See: Understanding Red Hat Security RatingsAdobe Priority and Severity Rating Systems for Security BulletinsMicrosoft Security Updated Severity Rating System and National Vulnerability Database Vulnerability Metrics CVSS.

(12) Note: Systems that are locked down within segregated networks may be still be vulnerable to risks as they are classified above, but the likelihood of exploitation may be reduced.  As such, the timeframe for patch deployment is longer as shown in the Patch Applications Target table above.

Error Handling and Exception Handling

Error Handling

(13) The System Administrator is responsible for identifying and rectifying failed patch deployments. Compliance with approved patches must be verified at least on a weekly basis.

Exception Handling

(14) Systems and devices that are not patched via the centrally managed WSUS, SCCM or Satellite services must be updated as per the timeframes in the Patch Applications Target table above. Where this is not possible exceptions must be obtained from the CIO and appropriate compensating controls must be implemented to mitigate the risk. Failure to align with these minimum standards may result in the effected device or service being removed from the University network.

(15) Note:  Exceptional cases may be considered including, but not limited to, where the impact of applying a patch (downtime etc.) is higher than the impact of not applying the patch, e.g. taking down a system running a compute job for a number of months. In such cases appropriate compensating controls must still be implemented until such time as the patch can be applied.

Patch Enforcement

(16) Implementation and enforcement of these minimum standards is the responsibility of the System Administrator. The Information Security Team will conduct random external and internal vulnerability assessments to ensure compliance with these minimum standards without notice.
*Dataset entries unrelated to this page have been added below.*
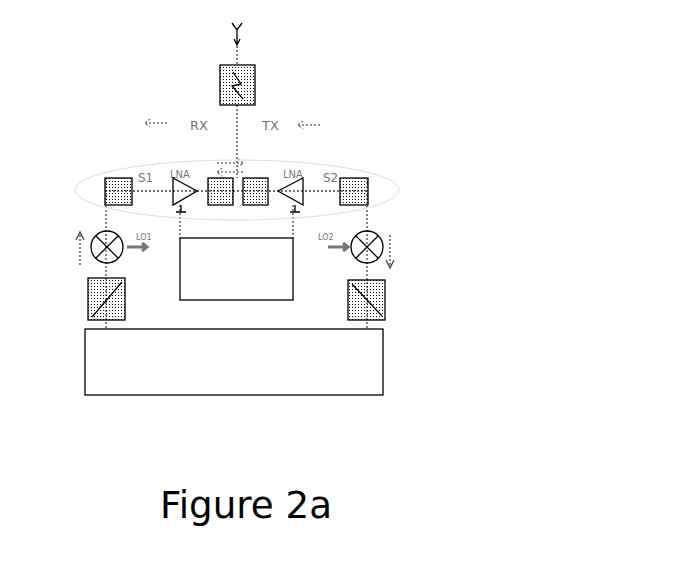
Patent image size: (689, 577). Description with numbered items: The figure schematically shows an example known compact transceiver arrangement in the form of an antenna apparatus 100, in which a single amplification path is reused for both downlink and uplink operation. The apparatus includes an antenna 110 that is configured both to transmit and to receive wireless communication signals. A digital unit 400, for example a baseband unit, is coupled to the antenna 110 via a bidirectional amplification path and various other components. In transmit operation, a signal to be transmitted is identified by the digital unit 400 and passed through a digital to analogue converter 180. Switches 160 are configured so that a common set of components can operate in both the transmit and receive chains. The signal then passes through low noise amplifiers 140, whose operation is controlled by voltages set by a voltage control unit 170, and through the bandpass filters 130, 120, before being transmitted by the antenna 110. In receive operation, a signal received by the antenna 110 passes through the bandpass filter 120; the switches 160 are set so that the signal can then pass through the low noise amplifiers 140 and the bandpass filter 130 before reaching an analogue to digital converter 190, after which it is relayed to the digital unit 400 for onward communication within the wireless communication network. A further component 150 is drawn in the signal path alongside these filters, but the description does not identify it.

The antenna apparatus 100 is at (453, 294).
The antenna 110 is at (249, 34).
The bandpass filter 120 is at (248, 98).
The bandpass filter 130 is at (222, 190).
The low noise amplifiers 140 is at (180, 190).
The transmit path filter 150 is at (257, 192).
The switches 160 is at (108, 190).
The voltage control unit 170 is at (236, 269).
The digital to analogue converter 180 is at (105, 295).
The analogue to digital converter 190 is at (382, 295).
The digital unit 400 is at (234, 362).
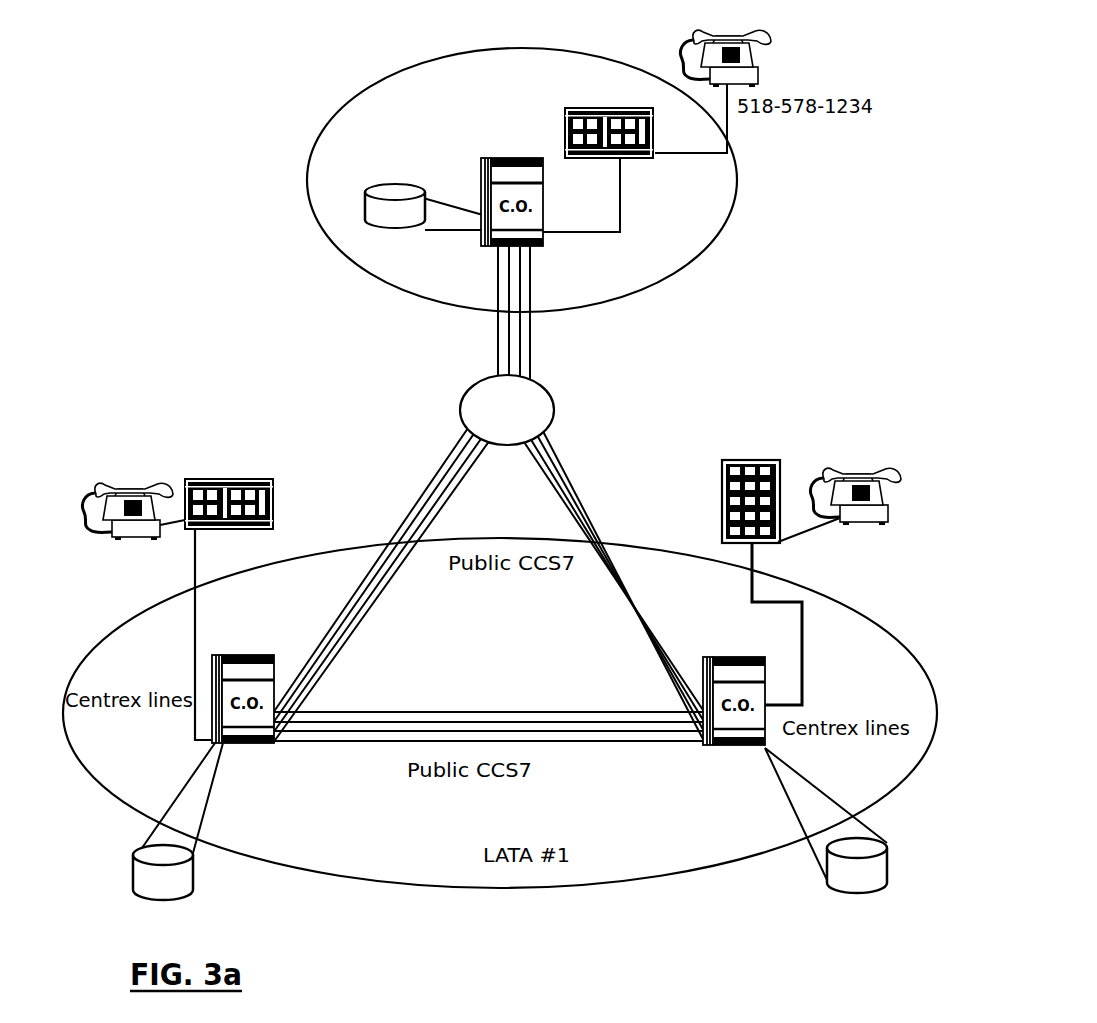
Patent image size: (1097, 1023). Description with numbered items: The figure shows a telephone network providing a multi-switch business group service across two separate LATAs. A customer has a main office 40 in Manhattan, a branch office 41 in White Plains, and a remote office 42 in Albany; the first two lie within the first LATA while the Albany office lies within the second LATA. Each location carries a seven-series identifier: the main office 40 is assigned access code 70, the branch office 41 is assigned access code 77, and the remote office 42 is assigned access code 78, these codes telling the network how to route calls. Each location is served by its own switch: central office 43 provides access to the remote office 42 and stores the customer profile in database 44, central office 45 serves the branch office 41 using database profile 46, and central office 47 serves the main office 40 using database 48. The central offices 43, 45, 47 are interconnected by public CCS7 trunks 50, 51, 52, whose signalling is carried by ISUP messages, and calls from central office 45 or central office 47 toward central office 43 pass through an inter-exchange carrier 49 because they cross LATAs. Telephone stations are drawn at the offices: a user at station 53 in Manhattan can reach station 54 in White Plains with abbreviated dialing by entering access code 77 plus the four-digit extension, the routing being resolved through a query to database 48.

Any system found in violation of these minimum standards shall require corrective action.

Monitoring and Reporting

(17) All System Administrators responsible for the management of systems defined within the scope above are required to compile and maintain monthly reporting metrics that summarise the outcome of each patching cycle. These reports shall be used to evaluate the current patching levels of all systems and to assess the current level of risk.

Cessation of Support

(18) Applications that are no longer supported by vendors with patches or updates for security vulnerabilities must be updated or replaced with vendor-supported versions.

(19) Operating systems for workstations, servers and ICT equipment that are no longer supported by vendors with patches or updates for security vulnerabilities must be updated or replaced with vendor-supported versions.

Roles and Responsibilities

(20) System Administrator:

  1. the System Administrator is responsible for the operational management and protection of each system or device that is assigned to them; and
  2. specifically, System Administrators must test and deploy patches to each server, endpoint, network device, and application that falls within the scope of their management in accordance with the requirements of this Manual.

(21) The Information Security Team are responsible for the following:

  1. routinely performing compliance checks with the minimum standards defined in this manual;
  2. providing guidance to all groups in issues of security and patch management; and
  3. ensuring that if patch application falls outside of the defined timeframes, that an incident is logged in the University's IT Service Management tool for actioning.